Am Tag der Frist selbst wird am Nachmittag von dem Empfang vor dem allgemeinen Gang aufs Postamt kontrolliert, ob alle eingetragenen Fristen des jeweiligen Tages erledigt sind, rsp. die zuständigen Partner auf die noch offene Frist aufmerksam gemacht und derart sichergestellt, dass sie erledigt werden. Soweit Poststücke nicht mit der allgemeinen Post kurz vor 18 Uhr auf das Postamt gebracht werden (Gegenkontrolle Post - Fristen anhand des zentralen Kanzleikalenders durch die für die allgemeine Postaufgabe zuständige Mitarbeiterin), ist der zuständige Anwalt mit seinem eigenen Sekretariat für die Postaufgabe verantwortlich.

Zusätzlich zu diesem händisch geführten "Kanzleikalender" im Papiermedium wird für die gesamte Kanzlei die EDV-Software "Advokat" verwendet, in welchem die Leistungen zu Abrechnungszwecken erfasst werden, welches aber auch als Terminerfassungssystem genutzt werden kann.

Nach der Durchsicht und Besprechung der gesamten Eingangspost, wird die Post durch die Postdame an die Partnersekretariate verteilt. Die Partnersekretariate unterstützen den jeweils zuständigen Anwalt.
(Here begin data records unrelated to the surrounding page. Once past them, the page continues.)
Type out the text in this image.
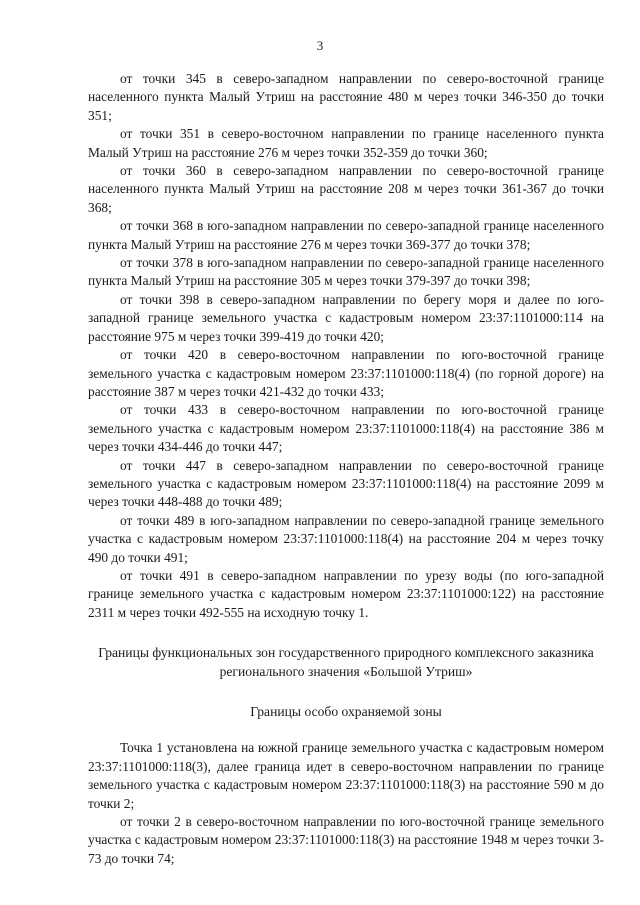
3

от точки 345 в северо-западном направлении по северо-восточной границе населенного пункта Малый Утриш на расстояние 480 м через точки 346-350 до точки 351;

от точки 351 в северо-восточном направлении по границе населенного пункта Малый Утриш на расстояние 276 м через точки 352-359 до точки 360;

от точки 360 в северо-западном направлении по северо-восточной границе населенного пункта Малый Утриш на расстояние 208 м через точки 361-367 до точки 368;

от точки 368 в юго-западном направлении по северо-западной границе населенного пункта Малый Утриш на расстояние 276 м через точки 369-377 до точки 378;

от точки 378 в юго-западном направлении по северо-западной границе населенного пункта Малый Утриш на расстояние 305 м через точки 379-397 до точки 398;

от точки 398 в северо-западном направлении по берегу моря и далее по юго-западной границе земельного участка с кадастровым номером 23:37:1101000:114 на расстояние 975 м через точки 399-419 до точки 420;

от точки 420 в северо-восточном направлении по юго-восточной границе земельного участка с кадастровым номером 23:37:1101000:118(4) (по горной дороге) на расстояние 387 м через точки 421-432 до точки 433;

от точки 433 в северо-восточном направлении по юго-восточной границе земельного участка с кадастровым номером 23:37:1101000:118(4) на расстояние 386 м через точки 434-446 до точки 447;

от точки 447 в северо-западном направлении по северо-восточной границе земельного участка с кадастровым номером 23:37:1101000:118(4) на расстояние 2099 м через точки 448-488 до точки 489;

от точки 489 в юго-западном направлении по северо-западной границе земельного участка с кадастровым номером 23:37:1101000:118(4) на расстояние 204 м через точку 490 до точки 491;

от точки 491 в северо-западном направлении по урезу воды (по юго-западной границе земельного участка с кадастровым номером 23:37:1101000:122) на расстояние 2311 м через точки 492-555 на исходную точку 1.

Границы функциональных зон государственного природного комплексного заказника регионального значения «Большой Утриш»

Границы особо охраняемой зоны

Точка 1 установлена на южной границе земельного участка с кадастровым номером 23:37:1101000:118(3), далее граница идет в северо-восточном направлении по границе земельного участка с кадастровым номером 23:37:1101000:118(3) на расстояние 590 м до точки 2;

от точки 2 в северо-восточном направлении по юго-восточной границе земельного участка с кадастровым номером 23:37:1101000:118(3) на расстояние 1948 м через точки 3-73 до точки 74;
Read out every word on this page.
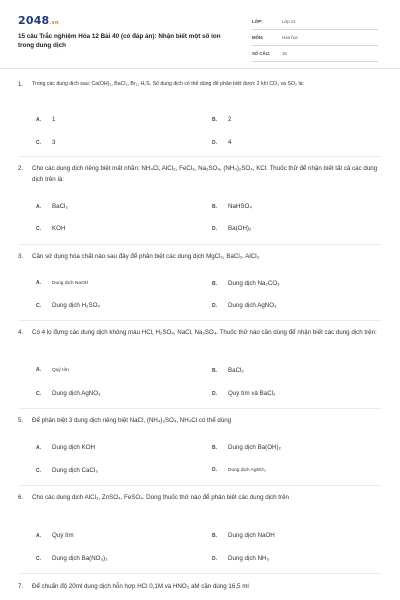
2048.vn
15 câu Trắc nghiệm Hóa 12 Bài 40 (có đáp án): Nhận biết một số ion trong dung dịch
LỚP:	Lớp 12
MÔN:	Hóa học
SỐ CÂU:	15
1.	Trong các dung dịch sau: Ca(OH)₂, BaCl₂, Br₂, H₂S. Số dung dịch có thể dùng để phân biệt được 2 khí CO₂ và SO₂ là:
A.	1	B.	2
C.	3	D.	4
2.	Cho các dung dịch riêng biệt mất nhãn: NH₄Cl, AlCl₃, FeCl₃, Na₂SO₄, (NH₄)₂SO₄, KCl. Thuốc thử để nhận biết tất cả các dung dịch trên là:
A.	BaCl₂	B.	NaHSO₄
C.	KOH	D.	Ba(OH)₂
3.	Cần sử dụng hóa chất nào sau đây để phân biệt các dung dịch MgCl₂, BaCl₂, AlCl₃
A.	Dung dịch NaOH	B.	Dung dịch Na₂CO₃
C.	Dung dịch H₂SO₄	D.	Dung dịch AgNO₃
4.	Có 4 lọ đựng các dung dịch không màu HCl, H₂SO₄, NaCl, Na₂SO₄. Thuốc thử nào cần dùng để nhận biết các dung dịch trên:
A.	Quỳ tím	B.	BaCl₂
C.	Dung dịch AgNO₃	D.	Quỳ tím và BaCl₂
5.	Để phân biệt 3 dung dịch riêng biệt NaCl, (NH₄)₂SO₄, NH₄Cl có thể dùng
A.	Dung dịch KOH	B.	Dung dịch Ba(OH)₂
C.	Dung dịch CaCl₂	D.	Dung dịch AgNO₃
6.	Cho các dung dịch AlCl₃, ZnSO₄, FeSO₄. Dùng thuốc thử nào để phân biệt các dung dịch trên
A.	Quỳ tím	B.	Dung dịch NaOH
C.	Dung dịch Ba(NO₃)₂	D.	Dung dịch NH₃
7.	Để chuẩn độ 20ml dung dịch hỗn hợp HCl 0,1M và HNO₃ aM cần dùng 16,5 ml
Frau B2 ist Leiterin des Partnersekretariates von B1 . In diesem Sekretariat wird das Advokat-System auch als Terminverwaltungssystem zusätzlich zum zentralen Kanzleikalender genützt. In Berufungsfällen notiert sie zentral im händischen Kanzleikalender und im Advokat-System des Partnersekretariates. Als weitere Sicherheitsmaßnahme wird jeden Tag ein Ausdruck der Terminliste mit den aktuellen Terminen aus dem Advokat-System erstellt und B1 übergeben.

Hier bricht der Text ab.